Thoughts from the USA

I recently had the pleasure of attending the AIPLA annual meeting in Washington DC. The main focus of the sessions was, as expected, around the impact of the changes to U.S. patent law brought about by the America Invents Act (AIA). There were also a number of sessions dealing with the practicalities of Chinese patent law. This is an interesting, but not unexpected development as U.S. companies seek to engage with the Chinese IP system more seriously. It also indicates the evolution of the Chinese patent system and the importance of the Chinese market to U.S. businesses.

Some other thoughts from the AIPLA meeting include:
• U.S. attorneys expect to be making much more use of provisional applications as establishing a first-to-file priority disclosure becomes more important.
• A possible increase in requests for Supplemental Examination (basically a re-examination requested by the patentee based on new newly uncovered prior art), including using the process to cure possible instances of ‘inequitable conduct’ where the full range of relevant prior art may not have been notified to the Examiner. However, it is an expensive process to engage in – official fees of USD 21,260 with no small entity discount – meaning it is likely to only be used where a substantial litigation is expected.
• ‘Functional’ patent claims are still valid under the AIA, provided there is sufficient disclosure of the structure to meet the function.
• Most U.S. attorneys I spoke to said their clients are adjusting well to the AIA, and to the first-to-file system. In most cases, U.S. patent applicants who were interested in overseas patent protection were operating to the system in any case.

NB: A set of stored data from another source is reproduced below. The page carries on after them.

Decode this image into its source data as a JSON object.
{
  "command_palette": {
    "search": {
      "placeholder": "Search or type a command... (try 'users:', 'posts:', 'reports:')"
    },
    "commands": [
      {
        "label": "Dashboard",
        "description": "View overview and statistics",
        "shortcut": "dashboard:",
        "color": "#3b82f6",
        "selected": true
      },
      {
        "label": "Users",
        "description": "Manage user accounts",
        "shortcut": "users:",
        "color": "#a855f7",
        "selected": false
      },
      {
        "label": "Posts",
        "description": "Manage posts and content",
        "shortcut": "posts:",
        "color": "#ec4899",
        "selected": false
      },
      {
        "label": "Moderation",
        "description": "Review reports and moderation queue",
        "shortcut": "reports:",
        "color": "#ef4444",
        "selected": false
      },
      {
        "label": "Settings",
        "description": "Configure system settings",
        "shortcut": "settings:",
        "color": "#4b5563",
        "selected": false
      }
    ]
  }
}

I am also pleased to report that the mood around the U.S. economy is much more positive than I had encountered in the last 2 to3 years. Many attorneys saw a big spike in new applications in April prior to the AIA being implemented, much as we had seen in Australia preceding the Raising the Bar Act. However, the expected slump afterwards has not eventuated, meaning the rate of filing new applications has taken a consistent step upwards.

I enjoyed catching up with U.S. associates in Minnesota and Colorado. Both of these states’ history is not unlike that of Australia, with their economies being originally built on mining and agriculture. But now as water resources become a significant issue, both regions are looking to technology developers to be the mainstay of future economies. It turns out that both value-added agrifood processing and medical device design & manufacture have found favour in these regions, which fits well with Franke Hyland’s focus and capabilities.